Jan
20
GCC 4.7.0 on Ubuntu 10.10
I needed to have gcc 4.6+ on my laptop to compile some c++11 code, which my gcc 4.4.4 from synaptic wasn’t able to handle. Yes, yes ‘update your ubuntu’ is the default warcry in such situations, but I didn’t want that to happen, not yet. So I needed a second gcc in my system. This is a reminder post to myself, nothing spectacular, it’s a bit dirty as well, and it’s already thoroughly documented here http://gcc.gnu.org/faq.html#multiple
What I did was, checked out the latest gcc from svn. Configured it with ./configure –prefix=/usr/local/gcc-4.7.0 –program-suffix=-4.7.0 (btw that suffix is completely unnecessary because all files will anyway be dumped in a folder named gcc-4.7.0) and than called make -j10 (yes I went out, grabbed some food, a coffee, got back and it at that very second it was done). make install finally to install it into /usr/local/gcc-4.7.0/
Additionally I’ve overridden the existing symlinks to let me use the new gcc as default gcc:
ln -s /usr/local/gcc-4.7.0/bin/g++-4.7.0 /usr/bin/g++ -f
ln -s /usr/local/gcc-4.7.0/bin/gcc-4.7.0 /usr/bin/gcc -f
And one last thing, for programs compiled with 4.7.0 you need to tie in the new libstdc++ as well, otherwise you’ll get an expected error message when executing them. Each libstdc++ covers all previous versions, but cannot cover future versions. For example, with my gcc 4.4.4 from synaptic the libstdc++ version was: 6.0.7. The new gcc 4.7.0 comes with libstdc++ 6.0.14.

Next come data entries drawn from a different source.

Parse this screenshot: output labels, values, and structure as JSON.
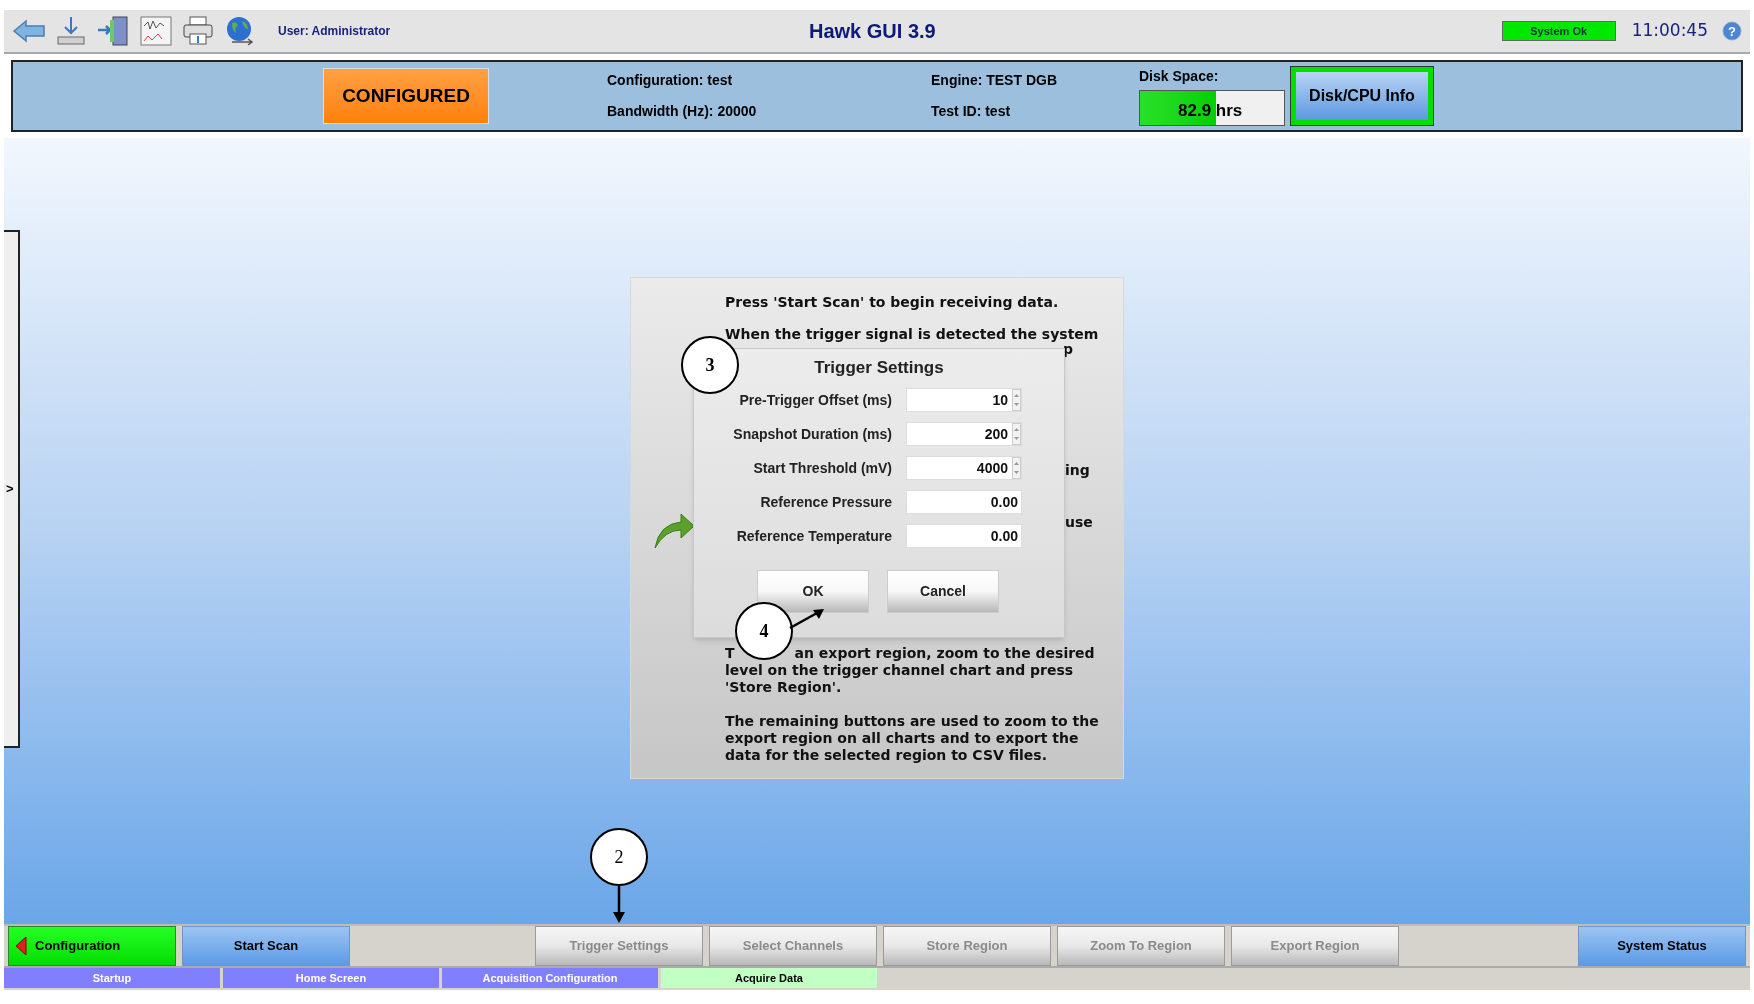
{
  "header": {
    "user": "User: Administrator",
    "title": "Hawk GUI 3.9",
    "system_status": "System Ok",
    "time": "11:00:45",
    "help": "?"
  },
  "info_panel": {
    "state": "CONFIGURED",
    "configuration": "Configuration: test",
    "bandwidth": "Bandwidth (Hz): 20000",
    "engine": "Engine: TEST DGB",
    "test_id": "Test ID: test",
    "disk": {
      "label": "Disk Space:",
      "value": "82.9",
      "unit": "hrs",
      "level": 0.53
    },
    "disk_button": "Disk/CPU Info"
  },
  "side_panel": {
    "toggle": ">"
  },
  "instructions": {
    "intro": "Press 'Start Scan' to begin receiving data.",
    "line_2": "When the trigger signal is detected the system",
    "fragment_1": "p",
    "fragment_2": "ing",
    "fragment_3": "use",
    "store_lead": "T",
    "store_text": "an export region, zoom to the desired level on the trigger channel chart and press 'Store Region'.",
    "remaining": "The remaining buttons are used to zoom to the export region on all charts and to export the data for the selected region to CSV files."
  },
  "trigger_dialog": {
    "title": "Trigger Settings",
    "fields": [
      {
        "label": "Pre-Trigger Offset (ms)",
        "value": "10",
        "kind": "spinner"
      },
      {
        "label": "Snapshot Duration (ms)",
        "value": "200",
        "kind": "spinner"
      },
      {
        "label": "Start Threshold (mV)",
        "value": "4000",
        "kind": "spinner"
      },
      {
        "label": "Reference Pressure",
        "value": "0.00",
        "kind": "plain"
      },
      {
        "label": "Reference Temperature",
        "value": "0.00",
        "kind": "plain"
      }
    ],
    "buttons": [
      "OK",
      "Cancel"
    ]
  },
  "callouts": [
    "3",
    "4",
    "2"
  ],
  "action_bar": [
    {
      "label": "Configuration",
      "kind": "back",
      "disabled": false
    },
    {
      "label": "Start Scan",
      "kind": "primary",
      "disabled": false
    },
    {
      "label": "Trigger Settings",
      "kind": "action",
      "disabled": true
    },
    {
      "label": "Select Channels",
      "kind": "action",
      "disabled": true
    },
    {
      "label": "Store Region",
      "kind": "action",
      "disabled": true
    },
    {
      "label": "Zoom To Region",
      "kind": "action",
      "disabled": true
    },
    {
      "label": "Export Region",
      "kind": "action",
      "disabled": true
    },
    {
      "label": "System Status",
      "kind": "primary",
      "disabled": false
    }
  ],
  "steps": [
    {
      "label": "Startup",
      "selected": false
    },
    {
      "label": "Home Screen",
      "selected": false
    },
    {
      "label": "Acquisition Configuration",
      "selected": false
    },
    {
      "label": "Acquire Data",
      "selected": true
    }
  ]
}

Just like the gcc and g++ a symlink for libstdc++ exists in /usr/lib. We need to override that one as well:
ln -s /usr/lib/libstdc++.so.6 libstdc++.so.6.0.14 -f
And that’s it. Of course, there are some other libs like the one for objective c etc. that need to be symlinked. OR you can make your own shell script that sets LD and exe paths accordingly, and while working in that context, you can use the selected gcc version. I will try this out, and add it to this post, one day .. soon?